The Formel team had now reached its maximum size, requiring the mitosis into two targeted team on two complementary niches: functional programming and theory of types. The first, Cristal, brought together the Ocaml effort, the second, Coq, focused on the proof aspect around the demonstration assistant, with the aim now of developing decision procedures enabling the automation of routine reasoning, such as the simplification of algebraic identities. We had come full circle, with automatic demonstration now buried in black boxes and the mathematician at the centre of the game, managing the assembly of theories. The pertinence of the approach was demonstrated in full scale, firstly in the Maths Components project led by Georges Gonthier at the MSR-Inria joint centre, with the formal proof of the four-colour theorem. Then, later, with Xavier Leroy's Compcert project, resulting in the formal certification of an optimising C compiler. These two ‘tours de force’ demonstrate that a robust technology has emerged from this research, and the increasing need for software with a high level of security guarantees the durability of these efforts.
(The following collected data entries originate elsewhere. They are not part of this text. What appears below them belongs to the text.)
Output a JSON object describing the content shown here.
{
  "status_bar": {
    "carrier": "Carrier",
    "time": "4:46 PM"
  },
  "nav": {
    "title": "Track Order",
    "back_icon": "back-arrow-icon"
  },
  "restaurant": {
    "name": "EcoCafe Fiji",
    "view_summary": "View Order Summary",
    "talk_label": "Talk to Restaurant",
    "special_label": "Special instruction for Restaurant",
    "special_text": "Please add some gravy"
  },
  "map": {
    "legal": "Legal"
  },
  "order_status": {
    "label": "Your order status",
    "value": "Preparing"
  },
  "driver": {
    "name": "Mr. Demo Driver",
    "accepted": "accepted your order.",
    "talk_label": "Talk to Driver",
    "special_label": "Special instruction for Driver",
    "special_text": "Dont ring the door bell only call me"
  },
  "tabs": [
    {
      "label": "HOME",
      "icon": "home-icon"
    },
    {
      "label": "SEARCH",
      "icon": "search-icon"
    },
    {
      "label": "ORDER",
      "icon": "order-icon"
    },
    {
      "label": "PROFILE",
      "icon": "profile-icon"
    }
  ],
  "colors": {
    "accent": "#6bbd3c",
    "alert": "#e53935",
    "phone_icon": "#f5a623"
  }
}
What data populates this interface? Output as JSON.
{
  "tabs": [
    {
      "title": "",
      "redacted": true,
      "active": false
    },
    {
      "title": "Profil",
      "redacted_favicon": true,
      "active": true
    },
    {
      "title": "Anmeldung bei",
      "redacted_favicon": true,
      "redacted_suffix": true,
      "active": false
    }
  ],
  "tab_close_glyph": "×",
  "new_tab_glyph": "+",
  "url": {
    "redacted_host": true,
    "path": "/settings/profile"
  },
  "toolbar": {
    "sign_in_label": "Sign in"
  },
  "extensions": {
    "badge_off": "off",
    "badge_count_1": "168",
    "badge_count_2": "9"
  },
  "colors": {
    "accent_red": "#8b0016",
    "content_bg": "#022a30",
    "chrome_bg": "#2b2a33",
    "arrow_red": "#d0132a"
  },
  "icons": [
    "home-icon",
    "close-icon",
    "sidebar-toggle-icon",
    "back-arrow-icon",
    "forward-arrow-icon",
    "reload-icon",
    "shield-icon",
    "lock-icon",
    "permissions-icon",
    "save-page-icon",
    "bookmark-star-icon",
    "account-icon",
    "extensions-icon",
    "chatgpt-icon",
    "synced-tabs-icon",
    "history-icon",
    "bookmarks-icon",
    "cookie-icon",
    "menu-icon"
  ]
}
This little history of the emergence of proof engineering with a strategic interest, from very speculative research on the bases of mathematics, provides a concrete illustration of the pertinence of Inria's R&D model. First of all, the facts mentioned in my journey are primarily the result of teamwork. I have named only some students and colleagues, however many others have made a significant contribution. The notion of a project team makes it possible to form commando groups with well-targeted goals and their limited duration, tempered by the protected status of public sector employee, enables the renewal of research themes and to avoid becoming stuck in the mud with methodologies based on fashionable phenomena, but which reveal themselves to be of little relevance in practice. Inria's recruitment policy of excellence makes it possible to attract the best scientists, trained by the French mathematics school. They turn towards our team in order to carry out their thesis work, because senior researchers are encouraged to teach at university and in higher education institutions and engineering schools, where they recruit their students. The encouragement to carry out theoretical research hand in hand leading to the publication and effective implementation of prototypes enables the concrete validation of the notions, and, potentially, the development of robust software over the long term: both Ocaml and Coq have required thirty years of development following the first prototypes. Finally, open source software has allowed us to, in effect, benefit from considerable leverage thanks to the international researcher community sharing not only its ideas, but also its software creations. Both Ocaml and Coq are the result of efforts such as LCF, themselves relying on the developments of the LISP community - their roots go back to the origin of the university-libertarian computer science of the 1960s.